John Hull, an Australian theologian living in England, went blind in his forties. Black, black blind from detached retinas. His book describing the profound disorientation of self in blindness was the first I took up on my return to reading. It took some time to finish so closely did it echo my fears: the fear of the loss of self, of being cast from God’s light. The journey he recounts is as much of the passage of the soul through darkness as of the daily reality which came with a blindness so complete that he knew that he faced the sun only by the sensation of heat on his face. Even food, unseen, lost its appeal. He was no longer hungry. Life as well as sight dimmed within him.
While he struggled with the real limitations of a life without sight, treading his way with cautious steps to avoid the sudden slide when the ground slopes, or the path diverges, or obstacles block the way, he struggled also with the archetype of blindness within which he felt himself enclosed. At first the meanings he could give to the dark were as closed and as isolated as the world he inhabited even in the midst of a loving family. And indeed it is true that in many cultures, and certainly in ours, blindness has been crudely associated with a condition of unrelatedness: of being cast out, along, ignorant and confused. Because blindness disrupts the distinction between the known and the not-known that is regulated for the rest of us by sight, it represents, he says, dissolution, the borderline between being and not being. An alternative to death; as good as death.
Immersed in this archetype, unable to deny, or refuse it, yet not accepting it either, a glimmer of light flickered, a small beacon which took the form of a paradox, which as a theologian John Hull was quick to grasp, thought as a blind man slow to understand. For of course there is a paradox. For God, that transcendent being, as the blind psalmist sings, darkness and light are both alike to thee. It is for us with our dualistic either/or thinking that one is cast from the other, that one is held in opposition to the other. But a greater reality, and one we resist in our fearfulness and limitation, is that of light in darkness, and, more to the point, that of darkness in light. None of those who dwell so noisily in the realm of light wish to consider that light might contain its own darkness. And there is little in our culture to help those who inhabit the darkness grope their way to light.
In Stravinsky’s Lunch, Drusilla Modjeska notes that, in her struggle to write the story of Australian painter Stella Bowen, she gave up at one point and, instead, wrote the “novel” The Orchard. I put novel in quotes because there are many essay-like passages, including a number related to Stella Bowen, that appear to be much more the thoughts of the author than of the nameless narrator in whose voice the story is told.
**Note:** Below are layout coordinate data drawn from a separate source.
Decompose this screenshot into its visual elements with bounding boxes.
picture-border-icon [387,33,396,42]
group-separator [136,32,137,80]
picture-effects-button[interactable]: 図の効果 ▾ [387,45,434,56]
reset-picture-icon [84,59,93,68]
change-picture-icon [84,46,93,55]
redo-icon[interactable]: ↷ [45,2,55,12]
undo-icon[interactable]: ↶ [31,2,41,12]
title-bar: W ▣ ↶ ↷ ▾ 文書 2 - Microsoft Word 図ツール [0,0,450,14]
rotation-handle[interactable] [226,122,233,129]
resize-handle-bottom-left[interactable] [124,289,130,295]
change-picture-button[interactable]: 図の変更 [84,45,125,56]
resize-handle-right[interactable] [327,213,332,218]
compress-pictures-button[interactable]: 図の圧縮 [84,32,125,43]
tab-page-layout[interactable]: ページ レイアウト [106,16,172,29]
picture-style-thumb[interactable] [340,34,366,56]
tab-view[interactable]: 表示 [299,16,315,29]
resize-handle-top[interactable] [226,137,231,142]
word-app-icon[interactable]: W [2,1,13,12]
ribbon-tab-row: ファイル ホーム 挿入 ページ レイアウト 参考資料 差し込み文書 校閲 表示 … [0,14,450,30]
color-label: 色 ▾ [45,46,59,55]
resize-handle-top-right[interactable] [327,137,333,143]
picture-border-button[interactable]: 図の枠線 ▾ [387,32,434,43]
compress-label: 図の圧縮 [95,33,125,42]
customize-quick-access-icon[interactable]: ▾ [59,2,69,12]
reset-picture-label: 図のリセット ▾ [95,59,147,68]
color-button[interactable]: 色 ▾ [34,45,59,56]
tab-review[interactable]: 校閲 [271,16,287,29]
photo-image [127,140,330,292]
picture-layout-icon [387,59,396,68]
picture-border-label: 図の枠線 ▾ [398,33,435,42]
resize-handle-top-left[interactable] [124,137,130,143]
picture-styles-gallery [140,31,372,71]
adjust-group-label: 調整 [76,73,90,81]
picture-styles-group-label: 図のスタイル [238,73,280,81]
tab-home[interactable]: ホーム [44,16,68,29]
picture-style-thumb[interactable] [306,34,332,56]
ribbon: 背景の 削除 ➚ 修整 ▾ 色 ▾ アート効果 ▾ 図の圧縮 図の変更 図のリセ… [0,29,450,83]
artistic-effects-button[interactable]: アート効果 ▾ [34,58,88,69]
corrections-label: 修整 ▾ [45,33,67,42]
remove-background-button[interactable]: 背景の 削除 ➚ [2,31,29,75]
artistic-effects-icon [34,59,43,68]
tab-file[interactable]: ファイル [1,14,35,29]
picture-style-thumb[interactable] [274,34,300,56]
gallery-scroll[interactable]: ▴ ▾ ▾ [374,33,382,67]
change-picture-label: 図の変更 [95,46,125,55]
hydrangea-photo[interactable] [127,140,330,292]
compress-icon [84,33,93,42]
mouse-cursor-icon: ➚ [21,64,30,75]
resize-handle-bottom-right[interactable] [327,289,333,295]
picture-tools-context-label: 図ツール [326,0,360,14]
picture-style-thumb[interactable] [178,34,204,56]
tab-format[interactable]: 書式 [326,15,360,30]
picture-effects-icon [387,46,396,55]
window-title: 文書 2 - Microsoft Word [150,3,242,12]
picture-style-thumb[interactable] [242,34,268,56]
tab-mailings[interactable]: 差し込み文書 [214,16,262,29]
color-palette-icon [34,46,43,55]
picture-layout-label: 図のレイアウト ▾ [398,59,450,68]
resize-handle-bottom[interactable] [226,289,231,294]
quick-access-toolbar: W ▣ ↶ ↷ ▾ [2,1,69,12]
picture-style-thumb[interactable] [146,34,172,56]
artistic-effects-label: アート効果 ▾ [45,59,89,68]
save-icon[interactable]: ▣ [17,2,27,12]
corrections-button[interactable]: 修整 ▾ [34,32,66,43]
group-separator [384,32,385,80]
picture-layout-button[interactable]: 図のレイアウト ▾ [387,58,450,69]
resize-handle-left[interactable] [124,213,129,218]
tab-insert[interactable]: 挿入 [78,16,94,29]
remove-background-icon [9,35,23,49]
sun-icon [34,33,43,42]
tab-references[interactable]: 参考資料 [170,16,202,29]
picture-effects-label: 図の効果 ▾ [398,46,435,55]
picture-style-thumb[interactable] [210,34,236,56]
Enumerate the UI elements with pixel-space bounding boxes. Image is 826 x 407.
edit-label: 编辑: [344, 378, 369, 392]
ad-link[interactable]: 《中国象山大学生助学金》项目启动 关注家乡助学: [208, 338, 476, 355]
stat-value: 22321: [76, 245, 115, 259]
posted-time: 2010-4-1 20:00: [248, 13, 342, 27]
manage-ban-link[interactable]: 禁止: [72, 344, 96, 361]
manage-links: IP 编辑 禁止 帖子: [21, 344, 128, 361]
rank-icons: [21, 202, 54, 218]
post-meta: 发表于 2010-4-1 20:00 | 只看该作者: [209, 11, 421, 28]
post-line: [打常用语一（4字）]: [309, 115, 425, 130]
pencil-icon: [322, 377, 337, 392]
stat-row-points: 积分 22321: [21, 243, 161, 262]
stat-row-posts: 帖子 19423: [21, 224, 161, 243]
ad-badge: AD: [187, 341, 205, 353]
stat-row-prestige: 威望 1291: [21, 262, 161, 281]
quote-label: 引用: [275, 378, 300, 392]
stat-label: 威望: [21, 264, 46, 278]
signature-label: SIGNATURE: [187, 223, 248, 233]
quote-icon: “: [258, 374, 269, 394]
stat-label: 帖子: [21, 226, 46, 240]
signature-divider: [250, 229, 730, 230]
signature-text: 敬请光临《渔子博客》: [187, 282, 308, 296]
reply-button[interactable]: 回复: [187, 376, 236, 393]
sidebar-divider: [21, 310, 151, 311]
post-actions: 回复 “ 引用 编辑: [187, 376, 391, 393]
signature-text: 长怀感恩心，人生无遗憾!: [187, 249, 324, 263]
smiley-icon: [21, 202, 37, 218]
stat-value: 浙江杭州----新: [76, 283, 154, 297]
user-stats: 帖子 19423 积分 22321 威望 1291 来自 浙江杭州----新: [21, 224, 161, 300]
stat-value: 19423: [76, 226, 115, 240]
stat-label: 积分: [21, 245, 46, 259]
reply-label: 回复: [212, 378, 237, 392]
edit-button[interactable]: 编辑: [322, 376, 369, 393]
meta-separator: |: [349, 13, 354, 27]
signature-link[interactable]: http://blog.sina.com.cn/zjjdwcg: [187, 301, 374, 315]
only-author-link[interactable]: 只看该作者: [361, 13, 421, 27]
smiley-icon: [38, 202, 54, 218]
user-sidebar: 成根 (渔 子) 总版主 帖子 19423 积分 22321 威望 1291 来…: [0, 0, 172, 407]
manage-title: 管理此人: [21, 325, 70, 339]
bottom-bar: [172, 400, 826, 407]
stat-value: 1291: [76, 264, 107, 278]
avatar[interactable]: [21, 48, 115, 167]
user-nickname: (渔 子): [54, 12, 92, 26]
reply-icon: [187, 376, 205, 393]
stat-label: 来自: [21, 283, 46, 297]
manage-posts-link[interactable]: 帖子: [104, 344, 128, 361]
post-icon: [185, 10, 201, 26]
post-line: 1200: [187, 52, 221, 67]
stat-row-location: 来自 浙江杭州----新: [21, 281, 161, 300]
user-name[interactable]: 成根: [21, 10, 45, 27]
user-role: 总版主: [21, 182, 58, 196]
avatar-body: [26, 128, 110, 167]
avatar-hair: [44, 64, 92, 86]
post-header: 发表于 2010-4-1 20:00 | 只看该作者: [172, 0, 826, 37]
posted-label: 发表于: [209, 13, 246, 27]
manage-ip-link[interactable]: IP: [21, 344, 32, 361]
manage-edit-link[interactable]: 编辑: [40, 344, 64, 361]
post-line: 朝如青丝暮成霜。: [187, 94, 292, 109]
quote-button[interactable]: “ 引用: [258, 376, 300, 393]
Modjeska attempted to weave her story around the old folk tale of “The Handless Maiden” (or “The Girl without Hands” or “The Girl with Silver Hands”). In the tale, a father cuts off his daughter’s hands in a bargain with the devil, and, many years later, her hands are restored through the love of the king who marries her. I say attempted because it’s only told at the end and, as far as I could tell, offered little to illuminate the story. The fictional element of the book is about several Australian women, united through their acquaintance with Effie, a woman in her eighties who has always pursued a very self-directed life, mostly tending to a garden seen by her friends as a haven.
Though I wasn’t persuaded by the fiction in the book, I found the narrator/Modjeska’s asides consistently interesting, and I read the book in one sitting, on a flight from Brussels to Dulles last month. Even if the novel per se wasn’t successful as such, it seems to have allowed her to work through thoughts that came together in the subsequent Stravinsky’s Lunch. Such as:
We live in a culture that daily encourages us to find our identity in that reflection of another, to experience ourselves as most real when we are in love. We live in a culture that encourages us to see ourselves as others see us. To become an object in the regard of others means that other become objects to us; and so too do we to ourselves. No wonder we are all in pursuit of control: to make sure that object is ours.
Considering that this was written before the Web exploded and social media and selfies became labels, there is a certain amount of prescience in this. Although I might argue that today, we are encouraged to think we are most real when we get a requisite number of “Likes” (in whatever form they might actually take).
[By the way, the Macmillan Australia hardcover edition I read has to have one of the most pleasant formats I’ve read in years. 7.5″ high by 4.5″ wide, it’s larger than a traditional paperback and smaller than a typical trade paperback or hardback, typeset in 11/13 Bembo. I would be happy to have a few hundred others like it — a perfect size for a myopic guy like me to travel with.]